Sempervivum are excellent plants for sinks and troughs, either grown with other small alpines as part of a miniature landscape, or planted as a collection of several different Sempervivums. Place contrasting colours and various rosette sizes together for the best effect, or plant in rows with pieces of slate between each type to give a striped effect. To grow in strawberry pots, plant one variety in each hole, using some that produce offsets on long runners to hang down.
Sempervivums will grow in the most unlikely containers, with only shallow soil in some cases . Try them in the hollow pockets of concrete building blocks, the ends of pieces of piping, old logs, even bricks and pantiles.
If grown in the ground, they require a well-drained spot in full sun where they will not be covered or overhung by other plants. Gravel gardens or narrow beds alongside the house are ideal, where they will form large attractive patches of rosettes.

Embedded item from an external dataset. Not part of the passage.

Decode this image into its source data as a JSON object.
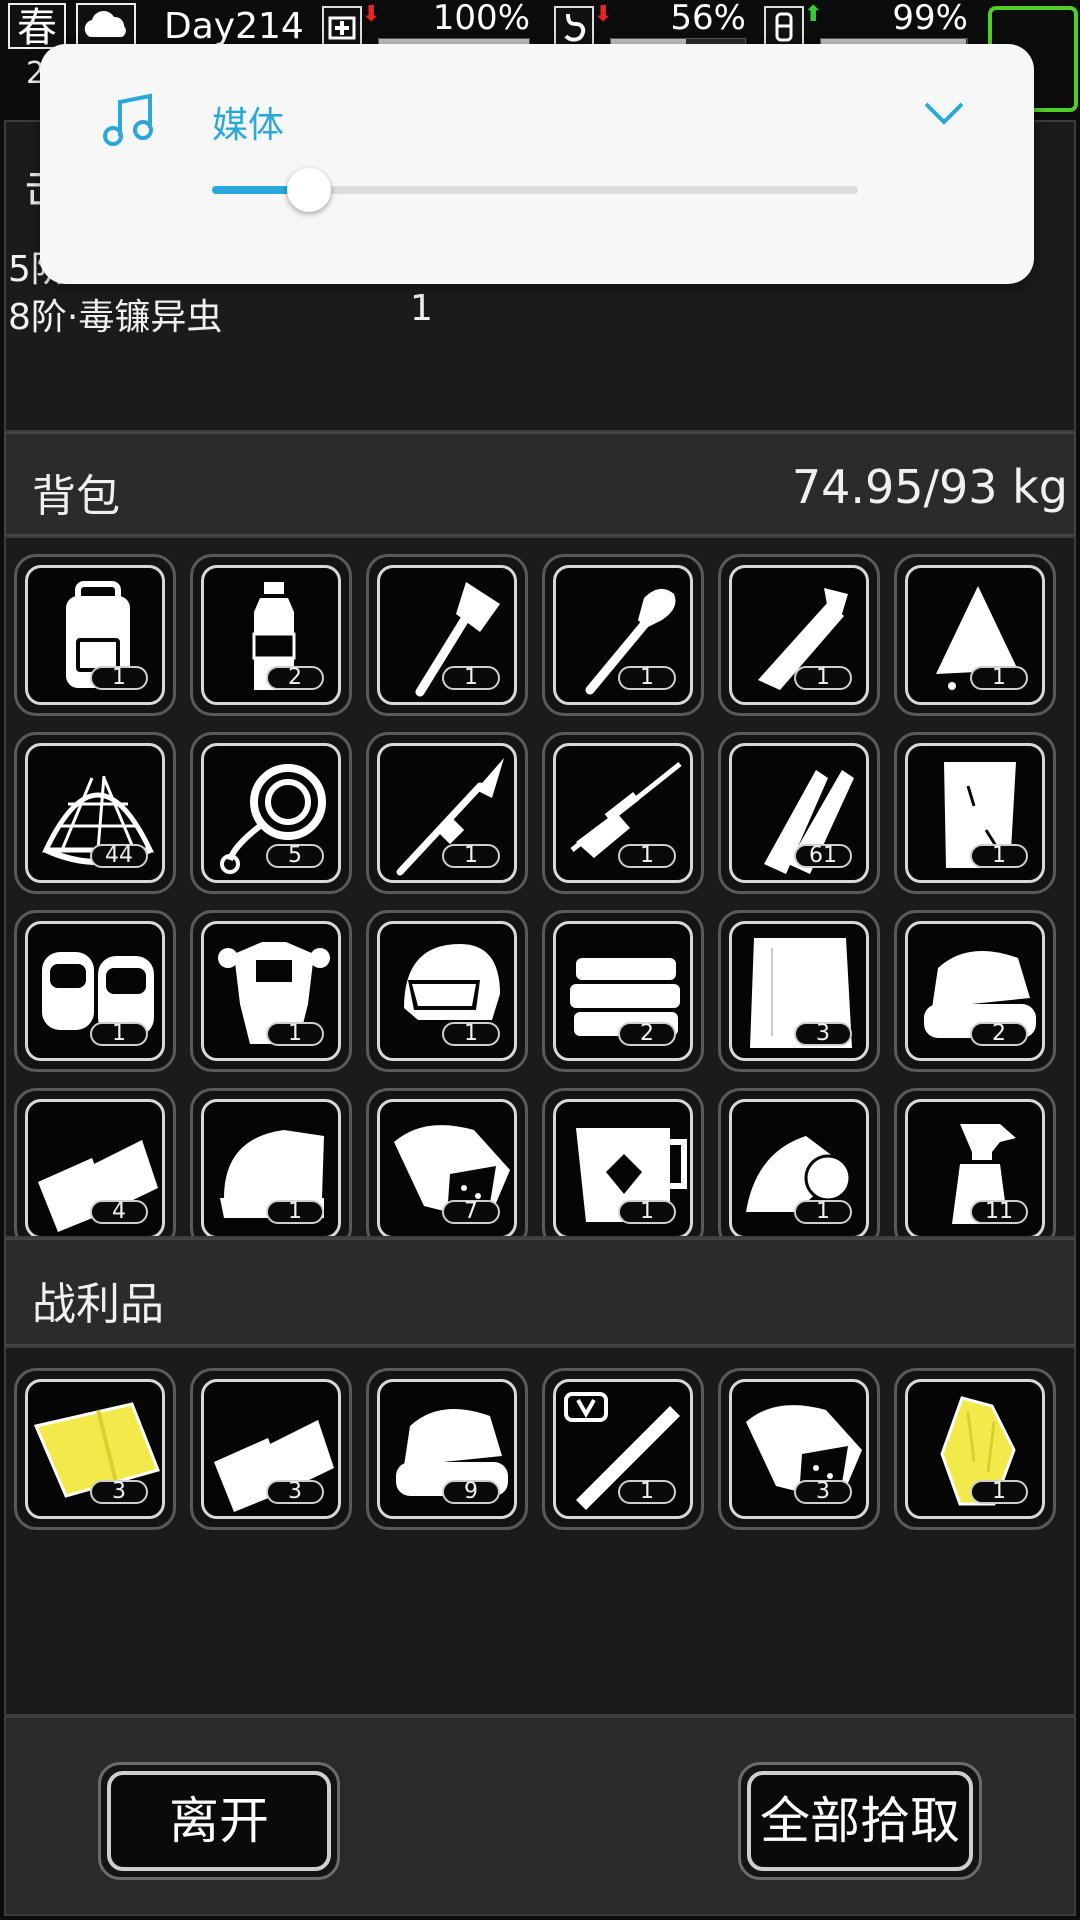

They are also happy in rockeries, raised beds and walls.
Sempervivums require a gritty well drained compost. Equal parts of peat based compost, John Innes No 1 and grit is an ideal mixture. In a deep container, such as a sink, a layer of coarse grit or gravel in the base is also beneficial.
Once planted topdress the container with sharp grit gently pushing it under the rosettes - this will help to deter slugs. Water the new plants to settle the compost, and then subsequently water very sparingly keeping the compost just moist.
Flowers are often borne in summer, on tall stems emerging from the older rosettes. They are usually reddish brown or rose in colour, sometimes yellow, starry shaped and clustered near the top of the stem. Although the main flowering rosette dies, numerous offsets are produced around each rosette. These are either clustered closely around the base or borne on long runners. Let the old flowering stems dry off, so that they can then be easily pulled away. Fill in the gap with grit and the newer rosettes and offsets will gradually grow into it.
Sempervivums benefit from a light feed of a fertilizer such as pelleted chicken manure twice a year, but care should be taken to avoid getting the pellets on the rosettes.
Although most Sempervivums are completely frost hardy and will stand outside all winter, those in pots will be happier under cover in a cold greenhouse or cool conservatory, where they will provide winter interest. Keep them on the dry side over winter.
To get the best colours from the rosettes the plants should be grown in full sun. The colours tend to fade in the winter but the brilliance will return with the brighter spring and summer weather. They show a range of subtle and bright colours, including apple green, lime green, deep red, darkest mahogany and soft mauve.
Notice that the rosette sizes and shapes vary as well as the colours. Even the individual leaf shapes are different, some being fat and globular, some short and pointed, others long and tapering. They may be matt or shiny, covered in short soft down or have longer hairs along the leaf margins. Others have a cobweb of hairs over the whole surface that connects the leaf tips. Rosette sizes range from tiny huddled ones with minute leaves up to very large imposing types where a single rosette can measure 10cm or more across.